A considerable amount of time and effort goes into making a movie. When said movie’s a thriller, there’s even more you have to consider. How will you keep the audience’s attention? How much of an anti-hero can the lead character be without becoming a villain himself? When you add the fact that The Bag Man is director David Grovic’s feature debut, it takes the pressure to a whole new level. When ScreenCrave spoke with Grovic, he talked about the film’s star-studded cast, and the powerful characters that shine on the screen.
You have an amazing and talented cast for your big screen debut. It’s the kind most filmmakers dream of.
David Grovic: Well that’s true. I think I really got very lucky with the script and how everybody responded to the story itself and then the particular role that they really, really caught to it.
Were you inspired by any famous thrillers?
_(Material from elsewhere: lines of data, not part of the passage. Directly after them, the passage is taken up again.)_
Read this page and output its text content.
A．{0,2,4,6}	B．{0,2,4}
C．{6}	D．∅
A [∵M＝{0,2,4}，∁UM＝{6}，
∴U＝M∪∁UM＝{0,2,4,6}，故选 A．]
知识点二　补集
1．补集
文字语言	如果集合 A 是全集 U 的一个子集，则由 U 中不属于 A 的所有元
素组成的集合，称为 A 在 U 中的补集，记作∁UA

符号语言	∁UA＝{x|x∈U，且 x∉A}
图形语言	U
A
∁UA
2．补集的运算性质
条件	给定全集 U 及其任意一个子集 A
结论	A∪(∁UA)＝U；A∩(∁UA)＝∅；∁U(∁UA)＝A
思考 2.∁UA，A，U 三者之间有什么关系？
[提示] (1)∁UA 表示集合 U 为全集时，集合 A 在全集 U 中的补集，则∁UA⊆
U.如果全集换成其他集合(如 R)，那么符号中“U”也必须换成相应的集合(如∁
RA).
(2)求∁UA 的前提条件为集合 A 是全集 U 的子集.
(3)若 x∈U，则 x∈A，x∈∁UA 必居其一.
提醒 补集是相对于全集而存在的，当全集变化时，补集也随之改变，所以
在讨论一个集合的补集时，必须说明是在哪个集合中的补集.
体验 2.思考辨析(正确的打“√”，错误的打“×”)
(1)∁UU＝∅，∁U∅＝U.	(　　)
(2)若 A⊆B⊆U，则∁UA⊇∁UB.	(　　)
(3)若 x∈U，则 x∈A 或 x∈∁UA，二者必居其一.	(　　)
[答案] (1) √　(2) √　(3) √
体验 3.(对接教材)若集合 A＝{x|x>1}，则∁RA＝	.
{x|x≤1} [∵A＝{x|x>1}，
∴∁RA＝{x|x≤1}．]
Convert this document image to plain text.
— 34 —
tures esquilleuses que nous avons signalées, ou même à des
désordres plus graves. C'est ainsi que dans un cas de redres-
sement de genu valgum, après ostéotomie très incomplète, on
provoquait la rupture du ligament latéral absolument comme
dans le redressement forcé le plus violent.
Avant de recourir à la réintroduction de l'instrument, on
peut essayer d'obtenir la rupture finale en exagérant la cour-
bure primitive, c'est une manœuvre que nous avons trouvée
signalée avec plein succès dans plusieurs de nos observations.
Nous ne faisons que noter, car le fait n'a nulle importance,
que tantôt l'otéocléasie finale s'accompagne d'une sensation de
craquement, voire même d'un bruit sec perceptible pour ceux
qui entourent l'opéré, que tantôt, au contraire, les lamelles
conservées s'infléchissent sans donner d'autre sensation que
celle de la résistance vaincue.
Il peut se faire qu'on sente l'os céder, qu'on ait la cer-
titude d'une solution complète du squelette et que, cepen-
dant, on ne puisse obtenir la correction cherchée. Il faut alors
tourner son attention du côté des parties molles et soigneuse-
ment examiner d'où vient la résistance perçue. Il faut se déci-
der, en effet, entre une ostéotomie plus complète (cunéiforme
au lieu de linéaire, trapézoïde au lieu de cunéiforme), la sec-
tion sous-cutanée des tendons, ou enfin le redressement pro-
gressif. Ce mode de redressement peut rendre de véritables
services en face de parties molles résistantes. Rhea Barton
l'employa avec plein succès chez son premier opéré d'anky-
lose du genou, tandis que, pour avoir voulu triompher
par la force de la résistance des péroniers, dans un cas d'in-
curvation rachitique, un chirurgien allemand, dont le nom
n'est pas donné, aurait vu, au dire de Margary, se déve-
David Grovic: Originally we bought the script from the actor James Russo, and then from there we just worked hard on it. Then it was somewhat inspired by the Marie-Louise von Franz’s book The Cat. I just think there were a number of things that I liked, the fact that everything happens in one day. There were certainly similarities to ancient Greek tragedy plays, etc. – the unity of time, the unity of place – essentially the movie takes place in one location. I also really liked the fact that by not having countless characters, while I was able to delve into the background of the main characters. For me, personally, I really like that aspect because I just think it’s hard to get emotively involved with characters when you are meant to make that judgement within 40 seconds of seeing someone on screen.
A time restriction definitely raises the suspense level.
David Grovic: Absolutely. I guess the Greeks had a good understanding all those years ago, and that’s why we still read their work today.
You have a strong lead in John Cusack. How it was working with him? Did he bring any nuance to his character?
David Grovic: Yes. First of all, the point that you made earlier about the cast, I was so so lucky because my first choices, they all said yes. With Jack’s role, there’s no many people who could not pull that off the way John Cusack did, and because his character, he’s not the typical hero. I should sy the character is not the typical hero, he has flaws, imperfections and yet John succeeded in having everybody root for him whilst at the same time knowing that he wasn’t an angel.
In some ways he’s a little bit of an anti-hero, rough around the edges.
David Grovic: Very much so. It’s also when the people he’s surrounded with, between Dragna and Rivka, they are both such powerful characters, that he’s sort of in the middle of that. I think he really sort of stood out because he gave a very sort of underscored performance. Rebecca [Da Costa] was just sort of so amazingly strong and interesting. Then Robert De Niro was a man of many words but worked with sort of a very high intellect. Robert is absolutely someone who liked to work from the outside in. He spent a lot of time on his jewelry, he actually arrived, I know this because we had to get special insurance for his million dollars worth of jewelry that he borrowed for the role. His hair, his jewelry, his outfit. He spent a lot of time putting that all together.
After making The Bag Man, what do you hope audiences will love most about it?
David Grovic: We did five test screenings from Las Vegas, Los Angeles and New York. I found the test screenings very useful. We got to the point where probably just over 75 percent of people absolutely loved the movie. I would say that the strongest part was that they cared for the characters, which I think is always a challenge in this type of movie. They really liked the fact that it’s multi-layered and they also appreciated the humor. To me, obviously we know we can’t have tension throughout the minutes continually, you’ve got to build it up, break, let it go down, that sort of thing. The humor really worked alongside the tension and to amplify the tension.
Does it make you nervous when test screenings happen? What do you take out of them?
David Grovic: The first two I felt nervous about. The first one I was very nervous, but after the second, the last three I was very relaxed because people really liked the movie, they laughed in the right places, which is a plus, and, as you know, when you’re sitting in a room and you’ve actually got on average over 300 people at each screening. Of course I’m there watching the people, rather than watching the movie, and I wanted to borrow from Frank Kappa who would actually had a chair sort of by the side, tucked away by the side of the screen, looking at the people. You really get great feedback like that, and we absolutely got some very good notes early on. I would say it’s successfully addressed them.
The Bag Man opens in limited theaters and VOD February 28.